Saturday, March 12, 2016

Perjanjian Tordesillas

Pada abad petengahan di benua eropa terjadi pertengkaran antara spanyol dan portugis (portugal) yang menginginkan melakukan pelayaran untuk mencari rempah – rempah. Kedua negaa ini sama – sama memiliki teknologi pelayaran yang tinggi. Akhirnya untuk menyelesaikan permasalahan tersebut Paus Yulis II pada 7 Juni 1494 membuat perjanjian yang bernama Tordesillas. Penamaan Tordesillas diambil dari nama daerah yang ditempati pada saat itu yang sekarang dikenal di provinsi Valladolid, Spanyol.
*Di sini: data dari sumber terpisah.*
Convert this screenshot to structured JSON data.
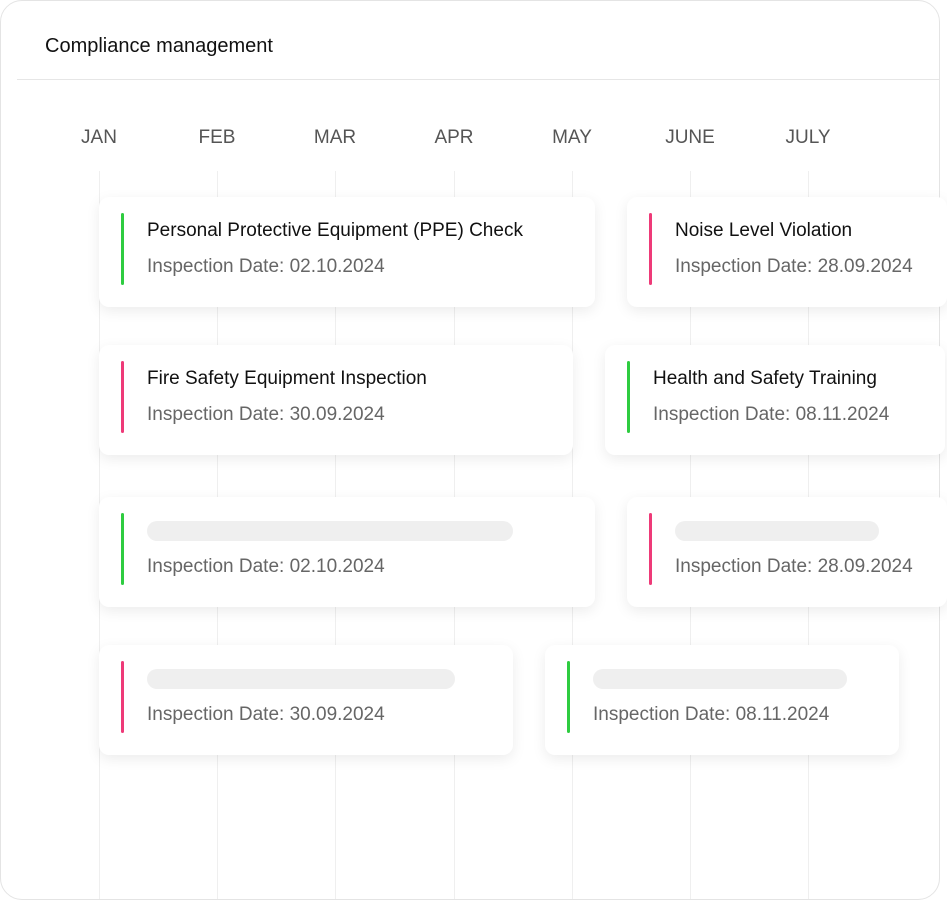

Adanya perjanjian ini dipicu oleh keinginan kedua negara ini untuk menguasai dunia. Paus Yulis II sebagai penengah dari kedua negara tersebut menengahi dan berusaha meredam amarah kedua raja dari Spanyol maupun Portugis.
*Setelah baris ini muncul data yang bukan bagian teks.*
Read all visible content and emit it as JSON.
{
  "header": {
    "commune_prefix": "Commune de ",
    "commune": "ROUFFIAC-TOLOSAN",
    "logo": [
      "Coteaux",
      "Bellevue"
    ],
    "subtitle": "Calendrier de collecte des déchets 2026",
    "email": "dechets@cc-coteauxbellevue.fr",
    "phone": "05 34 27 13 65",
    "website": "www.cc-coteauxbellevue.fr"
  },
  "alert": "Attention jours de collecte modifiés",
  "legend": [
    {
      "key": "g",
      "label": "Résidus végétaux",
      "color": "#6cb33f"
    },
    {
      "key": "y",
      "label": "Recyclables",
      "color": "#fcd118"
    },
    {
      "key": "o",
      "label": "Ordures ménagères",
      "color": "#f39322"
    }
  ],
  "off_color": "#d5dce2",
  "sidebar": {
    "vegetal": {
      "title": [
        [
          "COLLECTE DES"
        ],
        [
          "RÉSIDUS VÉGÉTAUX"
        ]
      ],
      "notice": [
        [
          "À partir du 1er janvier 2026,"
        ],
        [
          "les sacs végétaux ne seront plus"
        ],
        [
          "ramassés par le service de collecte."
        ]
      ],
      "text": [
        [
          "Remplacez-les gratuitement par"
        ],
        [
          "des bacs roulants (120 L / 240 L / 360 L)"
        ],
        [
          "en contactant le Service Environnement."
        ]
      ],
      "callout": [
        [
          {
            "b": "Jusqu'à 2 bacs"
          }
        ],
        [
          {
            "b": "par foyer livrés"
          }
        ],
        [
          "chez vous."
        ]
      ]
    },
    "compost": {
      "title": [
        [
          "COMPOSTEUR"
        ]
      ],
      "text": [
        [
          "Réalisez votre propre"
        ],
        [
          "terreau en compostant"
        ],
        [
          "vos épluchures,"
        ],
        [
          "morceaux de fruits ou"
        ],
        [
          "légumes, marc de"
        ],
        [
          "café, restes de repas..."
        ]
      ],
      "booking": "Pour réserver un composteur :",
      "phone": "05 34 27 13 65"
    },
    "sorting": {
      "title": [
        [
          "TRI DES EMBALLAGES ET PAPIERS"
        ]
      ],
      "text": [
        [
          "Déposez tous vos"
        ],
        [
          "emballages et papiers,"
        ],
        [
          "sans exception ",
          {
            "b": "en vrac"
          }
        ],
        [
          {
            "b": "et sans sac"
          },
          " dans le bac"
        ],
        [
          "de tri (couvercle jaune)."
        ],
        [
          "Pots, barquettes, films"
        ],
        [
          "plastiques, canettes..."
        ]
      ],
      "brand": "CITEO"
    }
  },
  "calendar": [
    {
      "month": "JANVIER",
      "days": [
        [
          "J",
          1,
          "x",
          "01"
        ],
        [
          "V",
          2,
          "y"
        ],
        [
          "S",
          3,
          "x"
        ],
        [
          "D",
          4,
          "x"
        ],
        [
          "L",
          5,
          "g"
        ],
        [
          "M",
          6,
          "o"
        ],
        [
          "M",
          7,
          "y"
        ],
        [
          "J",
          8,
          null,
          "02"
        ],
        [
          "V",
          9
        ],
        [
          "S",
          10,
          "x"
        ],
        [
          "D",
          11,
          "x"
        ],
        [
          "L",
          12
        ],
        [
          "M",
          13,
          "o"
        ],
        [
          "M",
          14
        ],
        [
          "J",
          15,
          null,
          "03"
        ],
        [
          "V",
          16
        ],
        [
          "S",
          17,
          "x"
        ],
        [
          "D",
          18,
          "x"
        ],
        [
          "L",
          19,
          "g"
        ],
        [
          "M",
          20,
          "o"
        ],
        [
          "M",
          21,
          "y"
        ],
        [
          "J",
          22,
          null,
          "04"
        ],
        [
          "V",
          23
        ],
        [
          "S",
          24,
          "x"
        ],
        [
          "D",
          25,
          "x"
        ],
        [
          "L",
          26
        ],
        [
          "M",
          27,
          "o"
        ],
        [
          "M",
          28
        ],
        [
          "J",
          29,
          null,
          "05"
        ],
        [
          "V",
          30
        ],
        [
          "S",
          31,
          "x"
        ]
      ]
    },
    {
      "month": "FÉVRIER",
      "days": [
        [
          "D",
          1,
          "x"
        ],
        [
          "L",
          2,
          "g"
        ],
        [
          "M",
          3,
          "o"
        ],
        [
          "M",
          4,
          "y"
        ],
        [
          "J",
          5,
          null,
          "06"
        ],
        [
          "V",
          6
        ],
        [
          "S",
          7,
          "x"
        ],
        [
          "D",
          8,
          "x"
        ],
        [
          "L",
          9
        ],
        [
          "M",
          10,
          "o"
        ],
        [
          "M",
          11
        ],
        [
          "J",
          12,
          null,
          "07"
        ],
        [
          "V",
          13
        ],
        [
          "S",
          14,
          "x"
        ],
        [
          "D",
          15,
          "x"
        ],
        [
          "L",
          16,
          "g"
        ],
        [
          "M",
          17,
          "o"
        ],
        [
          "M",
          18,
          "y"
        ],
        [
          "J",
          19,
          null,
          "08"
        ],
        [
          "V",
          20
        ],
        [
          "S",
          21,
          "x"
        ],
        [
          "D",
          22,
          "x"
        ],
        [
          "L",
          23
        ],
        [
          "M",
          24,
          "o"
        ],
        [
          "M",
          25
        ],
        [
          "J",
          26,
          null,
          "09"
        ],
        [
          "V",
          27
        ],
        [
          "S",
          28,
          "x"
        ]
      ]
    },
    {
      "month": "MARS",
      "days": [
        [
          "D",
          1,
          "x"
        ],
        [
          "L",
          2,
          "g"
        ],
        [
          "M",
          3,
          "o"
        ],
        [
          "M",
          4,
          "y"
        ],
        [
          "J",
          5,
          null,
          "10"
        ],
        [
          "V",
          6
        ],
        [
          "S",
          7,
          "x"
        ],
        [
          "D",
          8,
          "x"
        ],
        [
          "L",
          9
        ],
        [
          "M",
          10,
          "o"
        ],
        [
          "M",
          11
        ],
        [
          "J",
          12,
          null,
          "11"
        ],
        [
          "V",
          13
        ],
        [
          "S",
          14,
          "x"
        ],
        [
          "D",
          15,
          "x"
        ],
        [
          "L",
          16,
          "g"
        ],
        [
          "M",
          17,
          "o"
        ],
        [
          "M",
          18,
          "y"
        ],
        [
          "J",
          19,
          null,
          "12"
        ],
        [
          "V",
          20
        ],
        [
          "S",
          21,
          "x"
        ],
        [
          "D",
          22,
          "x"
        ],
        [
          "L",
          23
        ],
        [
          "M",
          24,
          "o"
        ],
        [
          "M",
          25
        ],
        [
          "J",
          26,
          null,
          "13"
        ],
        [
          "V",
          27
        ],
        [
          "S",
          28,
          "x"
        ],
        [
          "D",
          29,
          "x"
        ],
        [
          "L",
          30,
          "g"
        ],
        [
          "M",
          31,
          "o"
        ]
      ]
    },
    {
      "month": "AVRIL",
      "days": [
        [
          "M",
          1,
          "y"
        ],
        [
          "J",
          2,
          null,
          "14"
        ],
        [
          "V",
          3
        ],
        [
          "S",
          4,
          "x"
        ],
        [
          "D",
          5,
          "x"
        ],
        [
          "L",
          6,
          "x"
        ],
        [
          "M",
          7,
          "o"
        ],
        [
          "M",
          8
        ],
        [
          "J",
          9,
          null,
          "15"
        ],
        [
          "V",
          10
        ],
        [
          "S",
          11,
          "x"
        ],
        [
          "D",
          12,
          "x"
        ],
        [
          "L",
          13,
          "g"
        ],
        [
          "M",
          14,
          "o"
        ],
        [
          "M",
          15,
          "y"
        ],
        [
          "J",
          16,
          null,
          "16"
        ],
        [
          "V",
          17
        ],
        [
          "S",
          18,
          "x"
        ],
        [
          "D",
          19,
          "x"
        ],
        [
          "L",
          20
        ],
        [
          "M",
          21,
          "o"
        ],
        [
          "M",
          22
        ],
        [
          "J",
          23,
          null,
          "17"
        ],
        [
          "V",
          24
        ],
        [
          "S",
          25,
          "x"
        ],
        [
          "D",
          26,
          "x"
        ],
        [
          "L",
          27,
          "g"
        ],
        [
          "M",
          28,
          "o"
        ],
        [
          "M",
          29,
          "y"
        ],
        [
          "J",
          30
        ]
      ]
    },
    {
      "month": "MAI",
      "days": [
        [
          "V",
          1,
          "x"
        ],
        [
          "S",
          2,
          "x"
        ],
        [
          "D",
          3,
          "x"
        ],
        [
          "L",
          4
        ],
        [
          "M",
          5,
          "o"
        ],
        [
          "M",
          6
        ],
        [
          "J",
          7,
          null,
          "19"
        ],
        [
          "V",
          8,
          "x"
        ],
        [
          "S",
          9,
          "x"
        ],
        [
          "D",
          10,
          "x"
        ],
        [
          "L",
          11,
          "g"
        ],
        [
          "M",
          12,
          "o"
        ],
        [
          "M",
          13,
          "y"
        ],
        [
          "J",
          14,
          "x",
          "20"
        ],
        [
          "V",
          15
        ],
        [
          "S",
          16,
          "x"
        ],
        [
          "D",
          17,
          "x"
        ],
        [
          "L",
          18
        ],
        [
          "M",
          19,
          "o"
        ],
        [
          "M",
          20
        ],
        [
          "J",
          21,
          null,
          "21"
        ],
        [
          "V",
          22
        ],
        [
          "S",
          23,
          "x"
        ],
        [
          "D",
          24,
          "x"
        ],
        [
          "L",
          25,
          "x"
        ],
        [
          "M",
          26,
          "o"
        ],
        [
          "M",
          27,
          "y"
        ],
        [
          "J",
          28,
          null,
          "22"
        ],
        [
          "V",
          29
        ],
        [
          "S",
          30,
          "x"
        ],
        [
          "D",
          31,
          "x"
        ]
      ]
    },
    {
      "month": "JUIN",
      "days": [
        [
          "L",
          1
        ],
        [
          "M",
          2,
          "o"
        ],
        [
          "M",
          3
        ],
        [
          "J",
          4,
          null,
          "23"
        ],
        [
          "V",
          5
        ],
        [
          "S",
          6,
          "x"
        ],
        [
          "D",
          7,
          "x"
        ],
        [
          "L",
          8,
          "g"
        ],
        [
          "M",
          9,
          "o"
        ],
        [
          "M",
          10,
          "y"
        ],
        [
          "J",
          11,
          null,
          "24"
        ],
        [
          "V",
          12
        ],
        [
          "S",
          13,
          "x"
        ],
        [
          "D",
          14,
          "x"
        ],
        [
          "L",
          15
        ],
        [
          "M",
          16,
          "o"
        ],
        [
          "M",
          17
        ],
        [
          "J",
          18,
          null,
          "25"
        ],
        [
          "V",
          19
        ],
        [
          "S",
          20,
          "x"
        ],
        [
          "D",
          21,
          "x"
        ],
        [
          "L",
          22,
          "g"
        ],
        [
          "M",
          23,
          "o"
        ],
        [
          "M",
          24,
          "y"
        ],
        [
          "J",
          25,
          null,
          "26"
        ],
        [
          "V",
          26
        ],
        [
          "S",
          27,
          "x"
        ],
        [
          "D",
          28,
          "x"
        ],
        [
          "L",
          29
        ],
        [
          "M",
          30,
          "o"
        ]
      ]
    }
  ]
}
Inti dari perjanjian ini adalah membagi duopoli eklusif jalur pelayaran kedua negara ini kedalam sepanjang suatu meridian 1550km sebelah barat kepulauan Tanjung Verde (lepas pantai barat Afrika). Sebelah Timur sebagai hak Portugis sedangkan sebelah barat adalah Spanyol. Dari jalur ini nantinya akan menemukan banyak tempat baru di dunia dan terutama mengubah pemikiran pada waktu itu yang menganggap bahwa bumi itu seperti sebuah meja yang apabila semakin ke barat ataupun ke timur akan sampai ke paling ujung dan akan terjatuh.


Dari sini juga nantinya akan terlihat negara – negara yang memiliki corak seperti spanyol dan portugis dengan melihat nama – nama penduduk dari negara – negara yang pernah disinggahi oleh kedua negara ini seperti argentina yang lebih mirip ke spanyol dan Brazil yang lebih mirip Portugal. Perjanjian Tordesillas nantinya akan terjadi lagi perjanjian yang bernama perjanjian saragosa. Perjanjian ini terjadi ketika kedua negara tersebut bertemu di maluku dan keduanya saling bermusuhan dengan mengadu domba antara ternate dan tidore.